Saat berada di Posko Donasi, Bupati Pati Sudewo menegaskan kembali pembatalan kenaikan PBB-P2. Sekaligus mengumumkan pengembalian sistem sekolah menjadi enam hari.
Dia juga berharap agar situasi di Kabupaten Pati tetap aman. Apalagi berdekatan dengan puncak peringatan HUT RI ke 80. Dia juga mengajak aksi demo pada 13 Agustus nanti berubah menjadi aksi damai berupa tasyakuran.
“Kami ingin situasi aman,” ujarnya.
Koordinator Penggalangan Donasi, Supriyono, berbicara berbeda. Dia memastikan sudah bertemu dengan Bupati Pati saat ke Posko Donasi.

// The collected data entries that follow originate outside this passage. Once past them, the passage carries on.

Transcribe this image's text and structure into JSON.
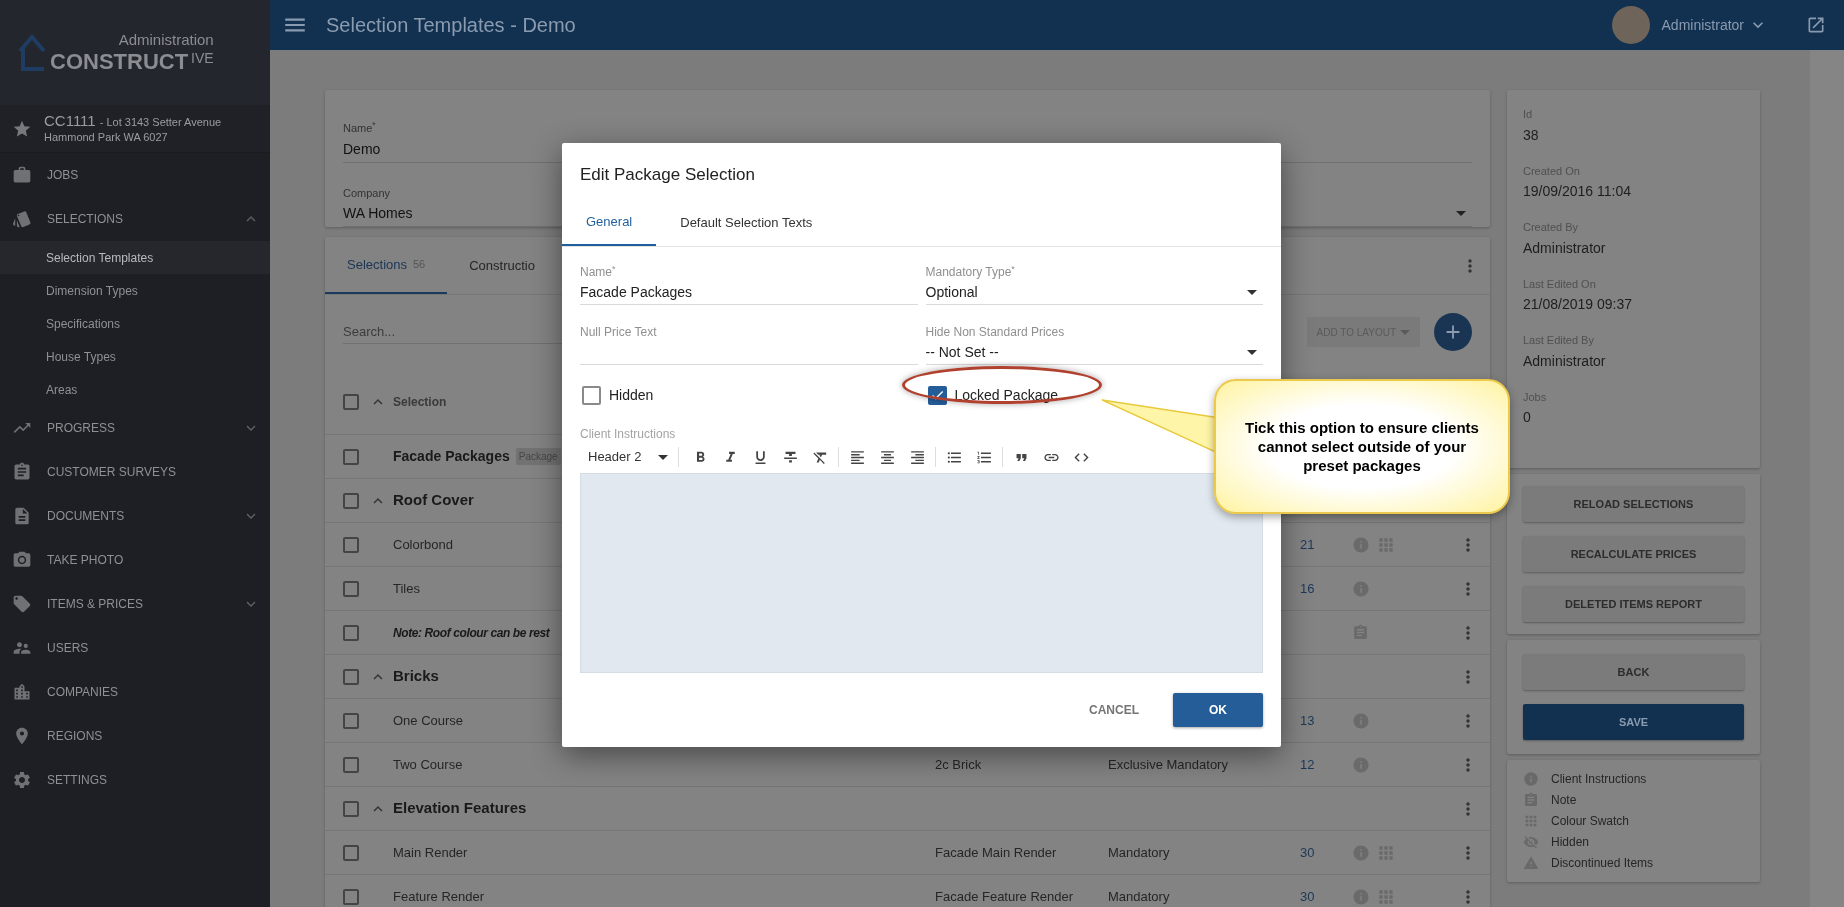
{
  "sidebar": {
    "logo": {
      "caption": "Administration",
      "wordmark": "CONSTRUCT",
      "suffix": "IVE"
    },
    "job": {
      "code": "CC1111",
      "address_line_1": "- Lot 3143 Setter Avenue",
      "address_line_2": "Hammond Park WA 6027"
    },
    "items": [
      {
        "label": "JOBS"
      },
      {
        "label": "SELECTIONS",
        "expanded": true,
        "children": [
          {
            "label": "Selection Templates",
            "selected": true
          },
          {
            "label": "Dimension Types",
            "selected": false
          },
          {
            "label": "Specifications",
            "selected": false
          },
          {
            "label": "House Types",
            "selected": false
          },
          {
            "label": "Areas",
            "selected": false
          }
        ]
      },
      {
        "label": "PROGRESS",
        "expanded": false
      },
      {
        "label": "CUSTOMER SURVEYS"
      },
      {
        "label": "DOCUMENTS",
        "expanded": false
      },
      {
        "label": "TAKE PHOTO"
      },
      {
        "label": "ITEMS & PRICES",
        "expanded": false
      },
      {
        "label": "USERS"
      },
      {
        "label": "COMPANIES"
      },
      {
        "label": "REGIONS"
      },
      {
        "label": "SETTINGS"
      }
    ]
  },
  "header": {
    "title": "Selection Templates - Demo",
    "user": "Administrator"
  },
  "template": {
    "fields": [
      {
        "label": "Name$^{*}$",
        "value": "Demo",
        "kind": "text"
      },
      {
        "label": "Company",
        "value": "WA Homes",
        "kind": "select"
      }
    ]
  },
  "selections": {
    "tabs": [
      {
        "label": "Selections",
        "count": "56",
        "selected": true
      },
      {
        "label": "Constructio",
        "selected": false
      }
    ],
    "search": {
      "placeholder": "Search..."
    },
    "toolbar": {
      "layout_button": "ADD TO LAYOUT"
    },
    "header": {
      "label": "Selection",
      "checked": false
    },
    "rows": [
      {
        "kind": "package",
        "name": "Facade Packages",
        "badge": "Package",
        "checked": false
      },
      {
        "kind": "group",
        "name": "Roof Cover",
        "expanded": true,
        "checked": false
      },
      {
        "kind": "item",
        "name": "Colorbond",
        "col4": "21",
        "has_instructions": true,
        "has_swatch": true,
        "checked": false
      },
      {
        "kind": "item",
        "name": "Tiles",
        "col4": "16",
        "has_instructions": true,
        "checked": false
      },
      {
        "kind": "note",
        "name": "Note: Roof colour can be rest",
        "has_note": true,
        "checked": false
      },
      {
        "kind": "group",
        "name": "Bricks",
        "expanded": true,
        "checked": false
      },
      {
        "kind": "item",
        "name": "One Course",
        "col4": "13",
        "has_instructions": true,
        "checked": false
      },
      {
        "kind": "item",
        "name": "Two Course",
        "col2": "2c Brick",
        "col3": "Exclusive Mandatory",
        "col4": "12",
        "has_instructions": true,
        "checked": false
      },
      {
        "kind": "group",
        "name": "Elevation Features",
        "expanded": true,
        "checked": false
      },
      {
        "kind": "item",
        "name": "Main Render",
        "col2": "Facade Main Render",
        "col3": "Mandatory",
        "col4": "30",
        "has_instructions": true,
        "has_swatch": true,
        "checked": false
      },
      {
        "kind": "item",
        "name": "Feature Render",
        "col2": "Facade Feature Render",
        "col3": "Mandatory",
        "col4": "30",
        "has_instructions": true,
        "has_swatch": true,
        "checked": false
      }
    ]
  },
  "info": [
    {
      "label": "Id",
      "value": "38"
    },
    {
      "label": "Created On",
      "value": "19/09/2016 11:04"
    },
    {
      "label": "Created By",
      "value": "Administrator"
    },
    {
      "label": "Last Edited On",
      "value": "21/08/2019 09:37"
    },
    {
      "label": "Last Edited By",
      "value": "Administrator"
    },
    {
      "label": "Jobs",
      "value": "0"
    }
  ],
  "actions": [
    "RELOAD SELECTIONS",
    "RECALCULATE PRICES",
    "DELETED ITEMS REPORT"
  ],
  "nav_buttons": [
    {
      "label": "BACK",
      "kind": "default"
    },
    {
      "label": "SAVE",
      "kind": "primary"
    }
  ],
  "legend": [
    "Client Instructions",
    "Note",
    "Colour Swatch",
    "Hidden",
    "Discontinued Items"
  ],
  "dialog": {
    "title": "Edit Package Selection",
    "tabs": [
      {
        "label": "General",
        "selected": true
      },
      {
        "label": "Default Selection Texts",
        "selected": false
      }
    ],
    "fields": [
      {
        "label": "Name$^{*}$",
        "value": "Facade Packages",
        "kind": "text"
      },
      {
        "label": "Mandatory Type$^{*}$",
        "value": "Optional",
        "kind": "select"
      },
      {
        "label": "Null Price Text",
        "kind": "text"
      },
      {
        "label": "Hide Non Standard Prices",
        "value": "-- Not Set --",
        "kind": "select"
      }
    ],
    "checkboxes": [
      {
        "label": "Hidden",
        "checked": false,
        "highlighted": false
      },
      {
        "label": "Locked Package",
        "checked": true,
        "highlighted": true
      }
    ],
    "editor": {
      "label": "Client Instructions",
      "heading_style": "Header 2"
    },
    "buttons": [
      {
        "label": "CANCEL",
        "kind": "flat"
      },
      {
        "label": "OK",
        "kind": "primary"
      }
    ]
  },
  "callout": {
    "text": "Tick this option to ensure clients cannot select outside of your preset packages"
  }
}
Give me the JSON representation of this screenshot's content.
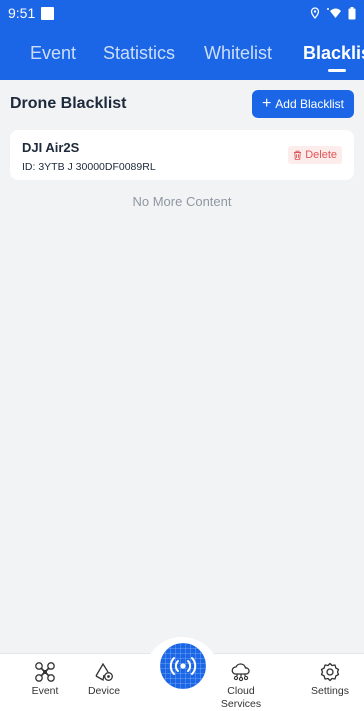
{
  "status_bar": {
    "time": "9:51",
    "icons": [
      "location-icon",
      "wifi-icon",
      "battery-icon"
    ]
  },
  "tabs": [
    {
      "label": "Event",
      "active": false
    },
    {
      "label": "Statistics",
      "active": false
    },
    {
      "label": "Whitelist",
      "active": false
    },
    {
      "label": "Blacklis",
      "active": true
    }
  ],
  "section": {
    "title": "Drone Blacklist",
    "add_button": "Add Blacklist"
  },
  "blacklist": [
    {
      "name": "DJI Air2S",
      "id": "ID: 3YTB J 30000DF0089RL",
      "delete_label": "Delete"
    }
  ],
  "list_footer": "No More Content",
  "bottom_nav": {
    "items": [
      {
        "label": "Event",
        "icon": "drone-icon"
      },
      {
        "label": "Device",
        "icon": "device-icon"
      },
      {
        "label": "Cloud Services",
        "icon": "cloud-icon"
      },
      {
        "label": "Settings",
        "icon": "settings-icon"
      }
    ],
    "center_icon": "signal-broadcast-icon"
  },
  "colors": {
    "primary": "#1a66e6",
    "delete": "#e05555",
    "background": "#f2f3f5"
  }
}
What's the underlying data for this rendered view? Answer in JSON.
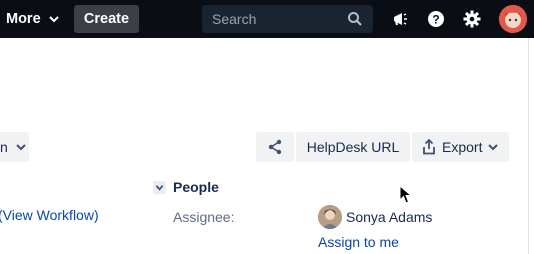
{
  "topbar": {
    "more_label": "More",
    "create_label": "Create",
    "search_placeholder": "Search",
    "icons": [
      "megaphone-icon",
      "help-icon",
      "settings-icon",
      "user-avatar"
    ]
  },
  "toolbar": {
    "left_dropdown_label": "n",
    "helpdesk_label": "HelpDesk URL",
    "export_label": "Export"
  },
  "details": {
    "view_workflow_label": "(View Workflow)",
    "cut_text": "l"
  },
  "people": {
    "header": "People",
    "assignee_label": "Assignee:",
    "assignee_name": "Sonya Adams",
    "assign_to_me": "Assign to me"
  },
  "colors": {
    "topbar_bg": "#0a0e14",
    "create_bg": "#3b4046",
    "link": "#0747a6",
    "button_bg": "#f1f2f4"
  }
}
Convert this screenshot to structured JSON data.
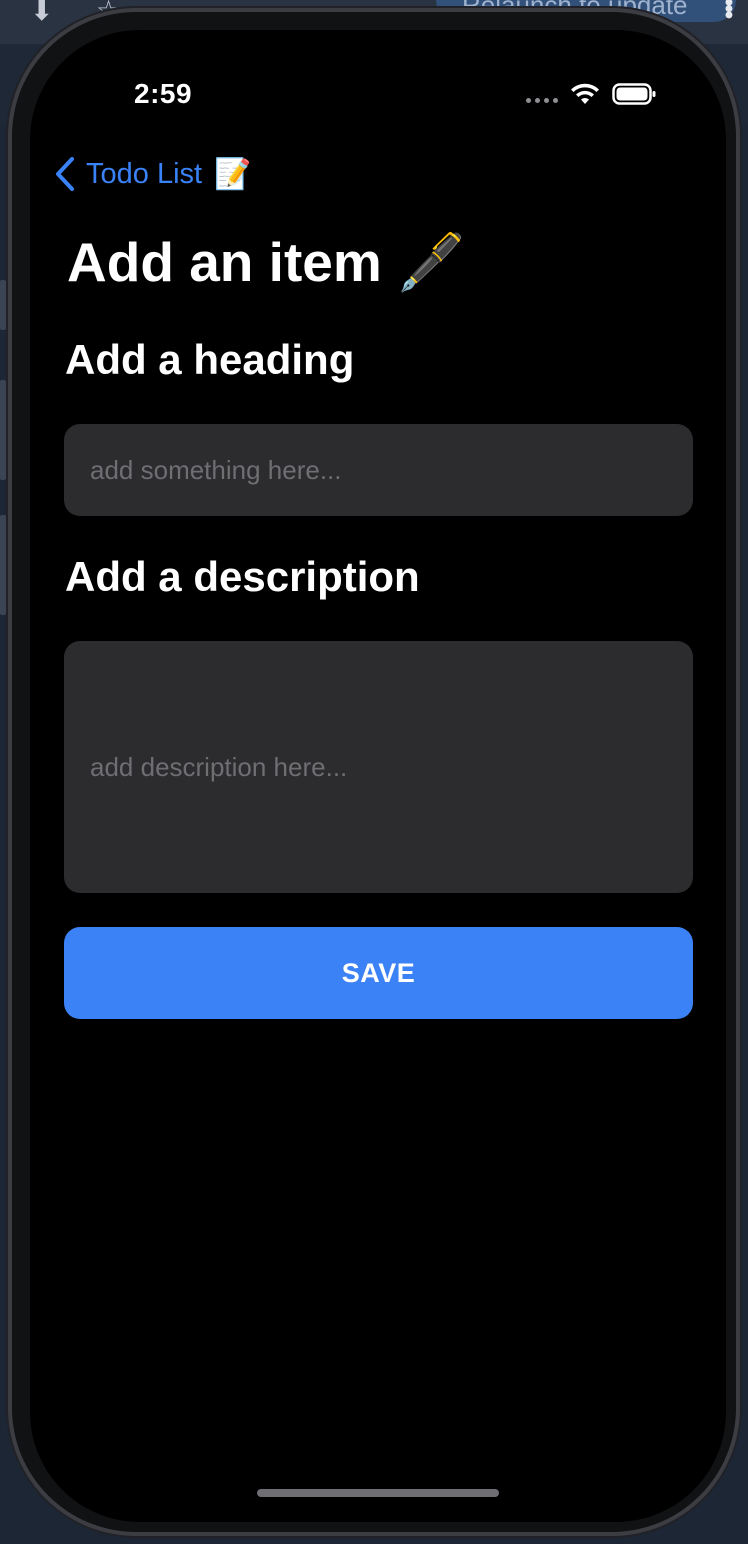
{
  "host": {
    "relaunch_label": "Relaunch to update"
  },
  "status_bar": {
    "time": "2:59"
  },
  "nav": {
    "back_label": "Todo List",
    "back_emoji": "📝"
  },
  "page": {
    "title": "Add an item 🖋️"
  },
  "form": {
    "heading_label": "Add a heading",
    "heading_placeholder": "add something here...",
    "description_label": "Add a description",
    "description_placeholder": "add description here...",
    "save_label": "SAVE"
  },
  "colors": {
    "accent": "#3a82f7",
    "button": "#3b82f6",
    "field_background": "#2c2c2e",
    "screen_background": "#000000"
  }
}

“Saya sampaikan ke pak Bupati, selamat bertemu di tanggal 13 Agustus untuk menemui kami yang sudah diundang pak Sudewo,” katanya.
Kelompok lainnya juga menyuarakan hal serupa dan membantah perubahan aksi demo menjadi aksi damai. Karena keputusan ini hanya sepihak dan antara bupati dengan segelintir kelompok, yang justru selama ini tidak pernah terlihat di posko donasi. (*)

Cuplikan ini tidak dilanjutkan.